A 55-year-old woman presents with severe itching on her arms and legs. The itching disrupts her sleep, and she sometimes scratches her arms and legs until exhaustion (Figures 155-1 and 155-2).1 She had used moisturizers, emollients, and topical corticosteroids, but they only alleviated the itching temporarily. The itching began 10 months earlier after finalizing the divorce from her husband of 20 years. The patient's right leg had been amputated above the knee after a car accident, and she now wore a prosthetic leg. The patient readily admitted to a great deal of psychological distress. She described feeling depressed since her divorce, and the loss of her leg further aggravated her situation. She has had difficulty securing a job and had high anxiety about being able to pay for rent and bills. The physician diagnosed an "excoriation disorder," and the patient understood that she was doing this to her own skin. The patient improved with nail cutting, topical clobetasol, and acknowledging the self-inflicted nature of her excoriations. One year later, the patient was working in the hospital laboratory with a tremendous improvement in her skin condition (Figure 155-3).
Excoriation disorder (neurodermatitis) seen on 3 of 4 extremities. The fourth extremity is a prosthetic leg. (Reproduced with permission from Usatine RP, Saldana-Arregui MA. Excoriations and ulcers on the arms and legs. J Fam Pract. 2004;53(9):713-716. Frontline Medical Communications. Inc.)
Excoriation disorder with close-up of arm. (Reproduced with permission from Usatine RP, Saldana-Arregui MA. Excoriations and ulcers on the arms and legs. J Fam Pract. 2004;53(9):713-716. Frontline Medical Communications. Inc.)

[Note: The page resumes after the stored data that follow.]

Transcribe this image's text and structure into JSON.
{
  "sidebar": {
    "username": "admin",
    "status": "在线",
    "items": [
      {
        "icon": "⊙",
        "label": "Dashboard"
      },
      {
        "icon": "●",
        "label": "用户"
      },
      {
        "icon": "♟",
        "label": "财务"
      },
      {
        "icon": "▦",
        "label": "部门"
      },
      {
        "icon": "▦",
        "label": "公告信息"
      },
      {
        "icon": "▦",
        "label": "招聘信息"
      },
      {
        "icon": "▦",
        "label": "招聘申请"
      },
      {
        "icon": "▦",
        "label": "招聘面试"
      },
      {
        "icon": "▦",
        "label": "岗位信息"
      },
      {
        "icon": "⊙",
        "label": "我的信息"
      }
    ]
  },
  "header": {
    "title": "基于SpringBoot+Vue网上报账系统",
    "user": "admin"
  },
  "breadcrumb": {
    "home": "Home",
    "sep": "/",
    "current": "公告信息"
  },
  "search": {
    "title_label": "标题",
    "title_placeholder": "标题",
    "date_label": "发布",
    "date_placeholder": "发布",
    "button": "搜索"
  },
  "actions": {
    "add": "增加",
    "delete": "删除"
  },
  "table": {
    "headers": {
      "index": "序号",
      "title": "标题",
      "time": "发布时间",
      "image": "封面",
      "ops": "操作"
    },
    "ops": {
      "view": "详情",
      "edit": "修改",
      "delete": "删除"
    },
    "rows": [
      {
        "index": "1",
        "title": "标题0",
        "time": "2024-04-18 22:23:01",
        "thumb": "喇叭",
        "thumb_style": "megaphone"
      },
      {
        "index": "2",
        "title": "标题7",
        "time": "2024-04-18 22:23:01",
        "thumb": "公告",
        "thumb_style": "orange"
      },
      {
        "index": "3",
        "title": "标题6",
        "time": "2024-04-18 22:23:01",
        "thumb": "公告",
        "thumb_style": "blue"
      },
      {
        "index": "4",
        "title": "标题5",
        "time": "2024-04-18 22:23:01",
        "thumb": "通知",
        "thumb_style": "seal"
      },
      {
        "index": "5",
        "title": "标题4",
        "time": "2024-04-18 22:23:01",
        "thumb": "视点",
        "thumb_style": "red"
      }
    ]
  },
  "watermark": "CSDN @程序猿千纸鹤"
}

Same patient with excoriation disorder 1 year later after successful therapy. Hypopigmented scarring remains. (Reproduced with permission from Richard P. Usatine, MD.)
Psychocutaneous disorders (sometimes referred to as "self-inflicted dermatoses" or "psychogenic dermatoses") include excoriation disorder, lichen simplex chronicus, and prurigo nodularis. In these conditions, repeated scratching, skin-picking, rubbing, or other self-inflicted damage to the skin occurs for psychiatric reasons, without evidence of a primary medical or dermatologic disorder. Psychocutaneous disorders can present a challenge to the clinician, as multiple underlying medical etiologies must be ruled out to arrive at their diagnosis and the pathophysiology of these diseases is not well understood. In addition, these disorders may be difficult to treat successfully. There is no clear standard of care for treatment, although a vast array of treatments targeting different etiologies has been tried clinically, and many have some amount of research to support them. As with other psychosomatic conditions, nonpharmacologic interventions, including the physician–patient relationship itself, are important to treatment.